Les villes de province ne savent plus si elles font encore partie de la France,—qui, grâce à M. Thiers,—aux Chambres et à S. M. Louis-Philippe,—est désormais un pays borné,
Au levant par Charenton,
A l’ouest par le bois de Boulogne,
Au nord par Montmartre,
Au midi par Montrouge.
Aussi, beaucoup d’entre ces villes, n’espérant rien du présent ni de l’avenir,—se mettent en mesure de régler leurs comptes avec l’histoire de France.—On érige des monuments aux grands hommes morts,—à Duguesclin,—à Latour-d’Auvergne, etc.—Quoiqu’ils soient morts depuis assez longtemps, on ne s’en était pas encore avisé jusqu’ici.—Mais il n’y a de grandeur que par la comparaison,—et jamais on n’avait si bien remarqué la grandeur des morts:—c’est qu’on n’avait jamais vu de si petits vivants.

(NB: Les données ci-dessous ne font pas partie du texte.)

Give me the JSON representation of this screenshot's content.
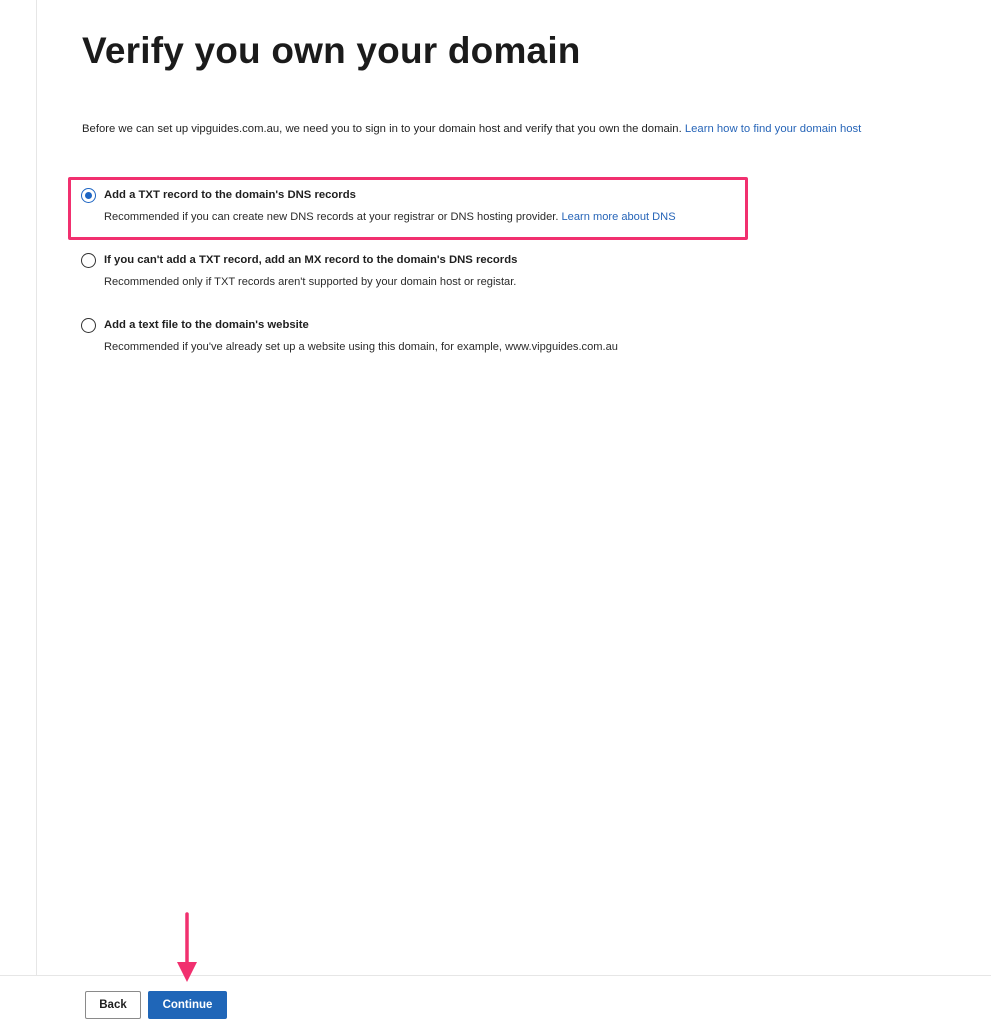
{
  "page": {
    "title": "Verify you own your domain",
    "intro_text": "Before we can set up vipguides.com.au, we need you to sign in to your domain host and verify that you own the domain. ",
    "intro_link": "Learn how to find your domain host"
  },
  "options": [
    {
      "label": "Add a TXT record to the domain's DNS records",
      "description": "Recommended if you can create new DNS records at your registrar or DNS hosting provider. ",
      "link": "Learn more about DNS",
      "selected": true
    },
    {
      "label": "If you can't add a TXT record, add an MX record to the domain's DNS records",
      "description": "Recommended only if TXT records aren't supported by your domain host or registar.",
      "selected": false
    },
    {
      "label": "Add a text file to the domain's website",
      "description": "Recommended if you've already set up a website using this domain, for example, www.vipguides.com.au",
      "selected": false
    }
  ],
  "footer": {
    "back_label": "Back",
    "continue_label": "Continue"
  },
  "colors": {
    "accent": "#1f66b8",
    "link": "#2765b8",
    "annotation": "#f1306f"
  },
  "icons": {
    "annotation_arrow": "arrow-down-icon"
  }
}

M. de Lamartine a publié des vers pleins à la fois de raison et d’un sentiment élevé;—il a eu l’adresse et l’abnégation de glisser dans son œuvre quelques mauvaises strophes pour engager à en parler même ceux qui sont mal disposés ou pour lui ou pour ses opinions,—et à répandre par là des idées bonnes et utiles.—Certes, de cette courageuse tentative contre ces idées rétrécies—qui ferait croire que l’homme n’a inventé l’amour de la patrie, c’est-à-dire d’une petite partie de la terre et des hommes, que pour se mettre à son aise dans sa méchanceté et haïr tranquillement tout le reste,—je dirais plus de bien que je n’en dis, si je n’avais, il y a bientôt un an, pris l’initiative, et traité cette question dans les Guêpes (octobre 1840).